Life is a pilgrimage that would not have any meaning if we did not know our destination: eternal life beyond death. The fact that in this world we are working toward that destination makes this world “even more meaningful and charged with dramatic interest.” Heaven or Hell is in the offing. The mystery of where we are to end ought to make solving the mystery more interesting than anything else in life. The person who is indifferent to eternity, or even cannot seem to imagine the idea of eternity, has a metaphysical compass on a par with dumb brutes. Such a person is bereft of imagination, hope, and reason. The person who sees the combat within him of good and evil, and knows that good must overcome evil, knows also that there is a reward for good and a terrible consequence for evil. It is so in this world (where the good are free to prosper and the wicked – many of them anyway- are imprisoned) and it will surely be so again in the world to come.

The Christian approaching death has the advantage the atheist will not have. Whereas the latter believes his conscious self is doomed to dust along with his body, the Christian knows that an awesome judgment approaches, and he is anointed with the baptism of hope to believe that he will come face to face with his Creator.
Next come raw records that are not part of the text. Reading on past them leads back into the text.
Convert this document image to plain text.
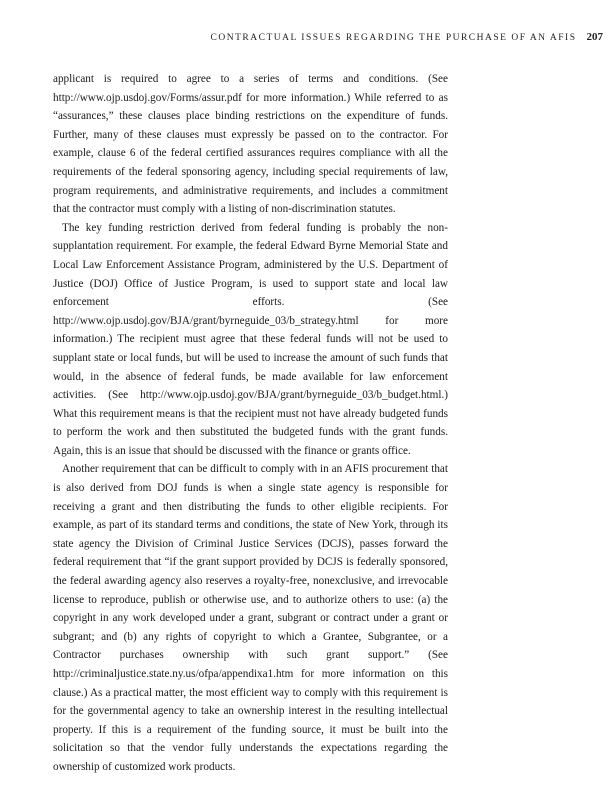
CONTRACTUAL ISSUES REGARDING THE PURCHASE OF AN AFIS 207

applicant is required to agree to a series of terms and conditions. (See http://www.ojp.usdoj.gov/Forms/assur.pdf for more information.) While referred to as “assurances,” these clauses place binding restrictions on the expenditure of funds. Further, many of these clauses must expressly be passed on to the contractor. For example, clause 6 of the federal certified assurances requires compliance with all the requirements of the federal sponsoring agency, including special requirements of law, program requirements, and administrative requirements, and includes a commitment that the contractor must comply with a listing of non-discrimination statutes.

The key funding restriction derived from federal funding is probably the non-supplantation requirement. For example, the federal Edward Byrne Memorial State and Local Law Enforcement Assistance Program, administered by the U.S. Department of Justice (DOJ) Office of Justice Program, is used to support state and local law enforcement efforts. (See http://www.ojp.usdoj.gov/BJA/grant/byrneguide_03/b_strategy.html for more information.) The recipient must agree that these federal funds will not be used to supplant state or local funds, but will be used to increase the amount of such funds that would, in the absence of federal funds, be made available for law enforcement activities. (See http://www.ojp.usdoj.gov/BJA/grant/byrneguide_03/b_budget.html.) What this requirement means is that the recipient must not have already budgeted funds to perform the work and then substituted the budgeted funds with the grant funds. Again, this is an issue that should be discussed with the finance or grants office.

Another requirement that can be difficult to comply with in an AFIS procurement that is also derived from DOJ funds is when a single state agency is responsible for receiving a grant and then distributing the funds to other eligible recipients. For example, as part of its standard terms and conditions, the state of New York, through its state agency the Division of Criminal Justice Services (DCJS), passes forward the federal requirement that “if the grant support provided by DCJS is federally sponsored, the federal awarding agency also reserves a royalty-free, nonexclusive, and irrevocable license to reproduce, publish or otherwise use, and to authorize others to use: (a) the copyright in any work developed under a grant, subgrant or contract under a grant or subgrant; and (b) any rights of copyright to which a Grantee, Subgrantee, or a Contractor purchases ownership with such grant support.” (See http://criminaljustice.state.ny.us/ofpa/appendixa1.htm for more information on this clause.) As a practical matter, the most efficient way to comply with this requirement is for the governmental agency to take an ownership interest in the resulting intellectual property. If this is a requirement of the funding source, it must be built into the solicitation so that the vendor fully understands the expectations regarding the ownership of customized work products.
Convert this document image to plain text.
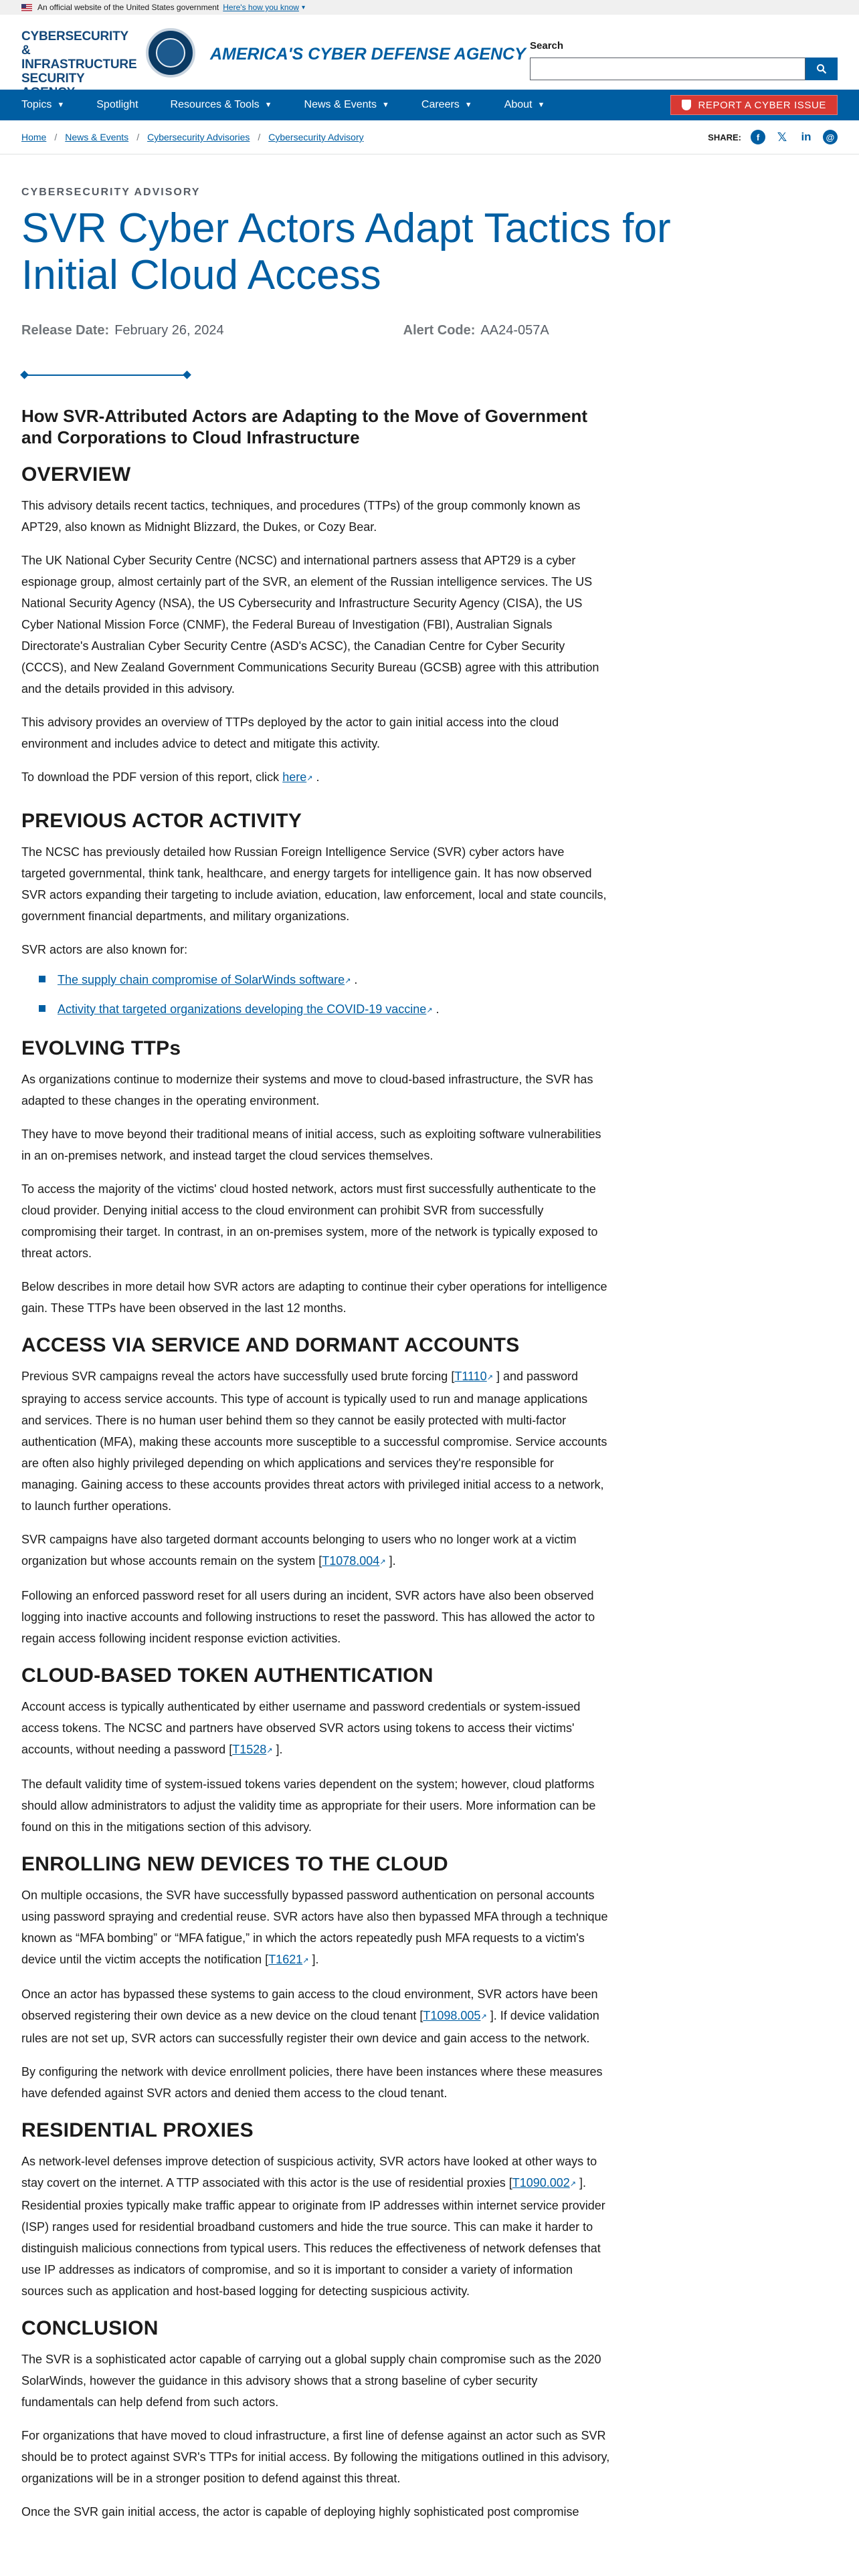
An official website of the United States government Here's how you know ▾
CYBERSECURITY & INFRASTRUCTURE SECURITY
AMERICA'S CYBER DEFENSE AGENCY Search
Topics ▼	Spotlight	Resources & Tools ▼	News & Events ▼	Careers ▼	About ▼	REPORT A CYBER ISSUE
Home / News & Events / Cybersecurity Advisories / Cybersecurity Advisory	SHARE:	f	𝕏 in	@
CYBERSECURITY ADVISORY
SVR Cyber Actors Adapt Tactics for Initial Cloud Access
Release Date: February 26, 2024	Alert Code: AA24-057A
How SVR-Attributed Actors are Adapting to the Move of Government and Corporations to Cloud Infrastructure
OVERVIEW

This advisory details recent tactics, techniques, and procedures (TTPs) of the group commonly known as APT29, also known as Midnight Blizzard, the Dukes, or Cozy Bear.

The UK National Cyber Security Centre (NCSC) and international partners assess that APT29 is a cyber espionage group, almost certainly part of the SVR, an element of the Russian intelligence services. The US National Security Agency (NSA), the US Cybersecurity and Infrastructure Security Agency (CISA), the US Cyber National Mission Force (CNMF), the Federal Bureau of Investigation (FBI), Australian Signals Directorate's Australian Cyber Security Centre (ASD's ACSC), the Canadian Centre for Cyber Security (CCCS), and New Zealand Government Communications Security Bureau (GCSB) agree with this attribution and the details provided in this advisory.

This advisory provides an overview of TTPs deployed by the actor to gain initial access into the cloud environment and includes advice to detect and mitigate this activity.

To download the PDF version of this report, click here↗ .

PREVIOUS ACTOR ACTIVITY

The NCSC has previously detailed how Russian Foreign Intelligence Service (SVR) cyber actors have targeted governmental, think tank, healthcare, and energy targets for intelligence gain. It has now observed SVR actors expanding their targeting to include aviation, education, law enforcement, local and state councils, government financial departments, and military organizations.

SVR actors are also known for:

The supply chain compromise of SolarWinds software↗ .
Activity that targeted organizations developing the COVID-19 vaccine↗ .
EVOLVING TTPs

As organizations continue to modernize their systems and move to cloud-based infrastructure, the SVR has adapted to these changes in the operating environment.

They have to move beyond their traditional means of initial access, such as exploiting software vulnerabilities in an on-premises network, and instead target the cloud services themselves.

To access the majority of the victims' cloud hosted network, actors must first successfully authenticate to the cloud provider. Denying initial access to the cloud environment can prohibit SVR from successfully compromising their target. In contrast, in an on-premises system, more of the network is typically exposed to threat actors.

Below describes in more detail how SVR actors are adapting to continue their cyber operations for intelligence gain. These TTPs have been observed in the last 12 months.

ACCESS VIA SERVICE AND DORMANT ACCOUNTS

Previous SVR campaigns reveal the actors have successfully used brute forcing [T1110↗ ] and password spraying to access service accounts. This type of account is typically used to run and manage applications and services. There is no human user behind them so they cannot be easily protected with multi-factor authentication (MFA), making these accounts more susceptible to a successful compromise. Service accounts are often also highly privileged depending on which applications and services they're responsible for managing. Gaining access to these accounts provides threat actors with privileged initial access to a network, to launch further operations.

SVR campaigns have also targeted dormant accounts belonging to users who no longer work at a victim organization but whose accounts remain on the system [T1078.004↗ ].

Following an enforced password reset for all users during an incident, SVR actors have also been observed logging into inactive accounts and following instructions to reset the password. This has allowed the actor to regain access following incident response eviction activities.

CLOUD-BASED TOKEN AUTHENTICATION

Account access is typically authenticated by either username and password credentials or system-issued access tokens. The NCSC and partners have observed SVR actors using tokens to access their victims' accounts, without needing a password [T1528↗ ].

The default validity time of system-issued tokens varies dependent on the system; however, cloud platforms should allow administrators to adjust the validity time as appropriate for their users. More information can be found on this in the mitigations section of this advisory.

ENROLLING NEW DEVICES TO THE CLOUD

On multiple occasions, the SVR have successfully bypassed password authentication on personal accounts using password spraying and credential reuse. SVR actors have also then bypassed MFA through a technique known as “MFA bombing” or “MFA fatigue,” in which the actors repeatedly push MFA requests to a victim's device until the victim accepts the notification [T1621↗ ].

Once an actor has bypassed these systems to gain access to the cloud environment, SVR actors have been observed registering their own device as a new device on the cloud tenant [T1098.005↗ ]. If device validation rules are not set up, SVR actors can successfully register their own device and gain access to the network.

By configuring the network with device enrollment policies, there have been instances where these measures have defended against SVR actors and denied them access to the cloud tenant.

RESIDENTIAL PROXIES

As network-level defenses improve detection of suspicious activity, SVR actors have looked at other ways to stay covert on the internet. A TTP associated with this actor is the use of residential proxies [T1090.002↗ ]. Residential proxies typically make traffic appear to originate from IP addresses within internet service provider (ISP) ranges used for residential broadband customers and hide the true source. This can make it harder to distinguish malicious connections from typical users. This reduces the effectiveness of network defenses that use IP addresses as indicators of compromise, and so it is important to consider a variety of information sources such as application and host-based logging for detecting suspicious activity.

CONCLUSION

The SVR is a sophisticated actor capable of carrying out a global supply chain compromise such as the 2020 SolarWinds, however the guidance in this advisory shows that a strong baseline of cyber security fundamentals can help defend from such actors.

For organizations that have moved to cloud infrastructure, a first line of defense against an actor such as SVR should be to protect against SVR's TTPs for initial access. By following the mitigations outlined in this advisory, organizations will be in a stronger position to defend against this threat.

Once the SVR gain initial access, the actor is capable of deploying highly sophisticated post compromise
And so the dying Christian’s fear of God’s judgment is tempered in a way the unbeliever will not experience, though a deathbed conversion likely offers the unbeliever at least a moment of calm before the end. While the atheist can only breathe his last breath with grudging sorrow and resignation, Hildebrand notes, the believer is not resigned at all; indeed, his heart aches to meet with “God’s infinite mercy and with our Holy Redeemer, Jesus Christ, who has opened for us the gates of Heaven.”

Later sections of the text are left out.